La modifica più rilevante sarebbe quella che riguarderebbe il c. 2 dell’art. 59, che nella versione riformata imporrebbe di riportare nella contestazione, oltre a quanto già previsto, anche l’indicazione in forma chiara e precisa “delle carenze organizzative che hanno determinato o agevolato la commissione del reato, dell’interesse perseguito e dell’eventuale vantaggio conseguito dall’ente”, riflettendo il risalto attribuito nella versione innovata della parte “generale” del decreto (v. le proposte modifiche all’art. 6) alla “colpa di organizzazione” quale fondamento della responsabilità dell’ente.

La medesima esplicitazione sarebbe richiesta dall’art. 61 c. 2 del decreto in relazione al decreto di rinvio a giudizio emesso al termine dell’udienza preliminare.

Anche in questo caso è evidente l’accento posto sul tema delle garanzie, derivante dalla consapevolezza che il diritto di difesa della persona giuridica, in un contesto processuale sempre più analogo, deve essere tutelato al pari di quello riconosciuto alla persona fisica.
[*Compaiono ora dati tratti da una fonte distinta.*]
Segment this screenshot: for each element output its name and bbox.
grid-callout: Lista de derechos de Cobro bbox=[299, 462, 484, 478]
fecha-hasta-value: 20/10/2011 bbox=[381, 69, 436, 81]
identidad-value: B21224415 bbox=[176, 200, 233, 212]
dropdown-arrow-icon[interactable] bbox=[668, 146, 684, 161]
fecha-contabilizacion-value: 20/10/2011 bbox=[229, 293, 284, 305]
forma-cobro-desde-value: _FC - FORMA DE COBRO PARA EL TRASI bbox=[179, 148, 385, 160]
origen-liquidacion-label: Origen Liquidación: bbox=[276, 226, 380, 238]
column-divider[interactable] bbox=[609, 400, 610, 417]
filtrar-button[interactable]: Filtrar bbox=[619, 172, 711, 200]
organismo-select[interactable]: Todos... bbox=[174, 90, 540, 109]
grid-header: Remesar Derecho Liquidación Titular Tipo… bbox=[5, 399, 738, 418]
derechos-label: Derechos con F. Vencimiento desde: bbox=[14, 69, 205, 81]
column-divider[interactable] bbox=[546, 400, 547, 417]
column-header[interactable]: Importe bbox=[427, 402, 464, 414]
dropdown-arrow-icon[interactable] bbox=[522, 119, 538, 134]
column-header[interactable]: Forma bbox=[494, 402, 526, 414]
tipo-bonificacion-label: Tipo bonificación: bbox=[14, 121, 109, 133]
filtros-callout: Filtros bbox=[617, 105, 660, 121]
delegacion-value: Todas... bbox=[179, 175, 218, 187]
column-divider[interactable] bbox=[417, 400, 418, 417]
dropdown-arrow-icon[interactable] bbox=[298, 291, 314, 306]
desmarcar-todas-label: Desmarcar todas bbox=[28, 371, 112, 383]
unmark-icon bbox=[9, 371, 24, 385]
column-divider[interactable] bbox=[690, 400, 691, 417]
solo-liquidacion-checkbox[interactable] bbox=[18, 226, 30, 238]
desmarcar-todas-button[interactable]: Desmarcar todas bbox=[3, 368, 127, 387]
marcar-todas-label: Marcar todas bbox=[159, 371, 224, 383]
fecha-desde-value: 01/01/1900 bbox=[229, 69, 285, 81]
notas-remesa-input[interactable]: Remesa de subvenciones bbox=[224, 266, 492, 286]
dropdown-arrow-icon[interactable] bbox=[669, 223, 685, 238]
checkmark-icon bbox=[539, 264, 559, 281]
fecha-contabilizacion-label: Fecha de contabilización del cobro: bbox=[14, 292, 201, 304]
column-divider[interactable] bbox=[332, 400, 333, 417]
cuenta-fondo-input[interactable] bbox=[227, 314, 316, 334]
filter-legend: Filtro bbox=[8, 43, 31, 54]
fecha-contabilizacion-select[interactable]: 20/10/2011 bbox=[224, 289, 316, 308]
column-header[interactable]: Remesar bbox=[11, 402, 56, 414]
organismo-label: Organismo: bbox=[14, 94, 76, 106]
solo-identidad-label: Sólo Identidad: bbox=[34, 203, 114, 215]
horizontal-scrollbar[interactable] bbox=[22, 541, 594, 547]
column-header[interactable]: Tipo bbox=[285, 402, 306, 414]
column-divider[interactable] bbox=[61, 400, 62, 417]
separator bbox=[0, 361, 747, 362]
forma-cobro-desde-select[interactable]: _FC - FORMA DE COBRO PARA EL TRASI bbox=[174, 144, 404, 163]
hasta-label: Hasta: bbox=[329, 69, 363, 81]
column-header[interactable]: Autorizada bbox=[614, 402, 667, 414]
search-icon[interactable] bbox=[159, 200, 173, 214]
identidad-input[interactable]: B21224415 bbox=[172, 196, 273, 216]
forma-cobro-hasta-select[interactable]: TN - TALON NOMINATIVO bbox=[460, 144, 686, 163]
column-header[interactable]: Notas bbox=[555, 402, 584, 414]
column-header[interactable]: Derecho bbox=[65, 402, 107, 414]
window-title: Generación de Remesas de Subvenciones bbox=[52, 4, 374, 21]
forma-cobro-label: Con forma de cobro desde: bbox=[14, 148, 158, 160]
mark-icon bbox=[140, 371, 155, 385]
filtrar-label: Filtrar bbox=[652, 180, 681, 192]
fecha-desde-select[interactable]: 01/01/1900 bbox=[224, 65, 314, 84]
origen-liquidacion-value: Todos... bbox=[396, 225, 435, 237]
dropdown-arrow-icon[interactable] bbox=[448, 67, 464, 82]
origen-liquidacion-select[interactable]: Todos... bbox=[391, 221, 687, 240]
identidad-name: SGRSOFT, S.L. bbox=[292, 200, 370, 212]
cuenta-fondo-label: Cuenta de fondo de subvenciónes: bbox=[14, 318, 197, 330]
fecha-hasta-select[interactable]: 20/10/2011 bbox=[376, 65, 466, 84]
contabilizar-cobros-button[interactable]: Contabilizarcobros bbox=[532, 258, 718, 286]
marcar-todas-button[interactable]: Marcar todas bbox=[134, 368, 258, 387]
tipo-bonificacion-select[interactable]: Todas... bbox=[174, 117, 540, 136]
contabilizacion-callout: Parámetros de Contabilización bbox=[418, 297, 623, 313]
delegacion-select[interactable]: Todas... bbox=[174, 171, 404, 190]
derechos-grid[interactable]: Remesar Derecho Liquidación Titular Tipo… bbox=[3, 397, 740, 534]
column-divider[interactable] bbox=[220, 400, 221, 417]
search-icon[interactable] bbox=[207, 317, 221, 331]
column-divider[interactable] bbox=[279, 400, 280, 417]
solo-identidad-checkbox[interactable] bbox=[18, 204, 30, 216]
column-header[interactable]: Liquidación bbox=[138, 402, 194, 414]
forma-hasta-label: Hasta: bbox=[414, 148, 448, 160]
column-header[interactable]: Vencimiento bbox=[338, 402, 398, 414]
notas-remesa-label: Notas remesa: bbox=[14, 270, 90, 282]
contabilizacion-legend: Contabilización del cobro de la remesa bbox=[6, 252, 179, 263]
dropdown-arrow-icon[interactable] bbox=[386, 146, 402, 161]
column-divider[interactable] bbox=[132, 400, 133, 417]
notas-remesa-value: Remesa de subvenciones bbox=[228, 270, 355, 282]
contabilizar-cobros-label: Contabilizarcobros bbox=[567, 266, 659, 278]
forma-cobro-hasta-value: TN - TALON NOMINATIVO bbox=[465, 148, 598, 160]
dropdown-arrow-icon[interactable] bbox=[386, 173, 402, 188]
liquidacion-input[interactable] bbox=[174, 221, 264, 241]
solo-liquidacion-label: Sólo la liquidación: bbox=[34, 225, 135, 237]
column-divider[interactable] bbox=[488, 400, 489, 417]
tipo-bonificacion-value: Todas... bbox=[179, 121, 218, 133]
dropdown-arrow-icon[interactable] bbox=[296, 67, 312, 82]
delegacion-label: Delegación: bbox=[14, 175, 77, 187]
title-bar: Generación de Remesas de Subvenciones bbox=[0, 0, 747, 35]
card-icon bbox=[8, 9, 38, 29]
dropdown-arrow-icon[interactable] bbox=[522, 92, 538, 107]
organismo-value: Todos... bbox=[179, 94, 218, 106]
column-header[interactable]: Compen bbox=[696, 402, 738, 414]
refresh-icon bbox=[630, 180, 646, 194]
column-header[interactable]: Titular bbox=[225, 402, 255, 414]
Appurato che tale obiettivo non può essere perseguito consentendo il ricorso alle mere clausole di stile spesso utilizzate nell’attualità, i componenti del Tavolo tecnico propongono di imporre un onere descrittivo più pregnante che, se assolto, condurrebbe a una contestazione formulata in maniera tale da consentire alla persona giuridica di comprendere esattamente, da un lato, quale sia il rimprovero che le viene mosso e quali siano le carenze organizzative riscontrate che si intende sanzionare, nonché, dall’altro, quale sia l’interesse o vantaggio riscontrato nel caso concreto.

Osservazioni conclusive

È auspicabile che il Legislatore recepisca le proposte di modifica descritte, che sarebbero foriere di un garantismo “rafforzato” da cui deriverebbe la consacrazione, anche sul versante della normativa processuale, del principio in base al quale la comminatoria di sanzioni potenzialmente molto afflittive può dirsi rispettosa dei canoni costituzionali solo se disposta all’esito di un processo realmente “giusto”, celebrato sul presupposto dell’effettivo e pieno riconoscimento alla persona giuridica imputata per un illecito amministrativo di uno status processuale analogo a quello della persona fisica.

Questa traduzione è stata generata dall’intelligenza artificiale. Si prega di verificarne l’accuratezza.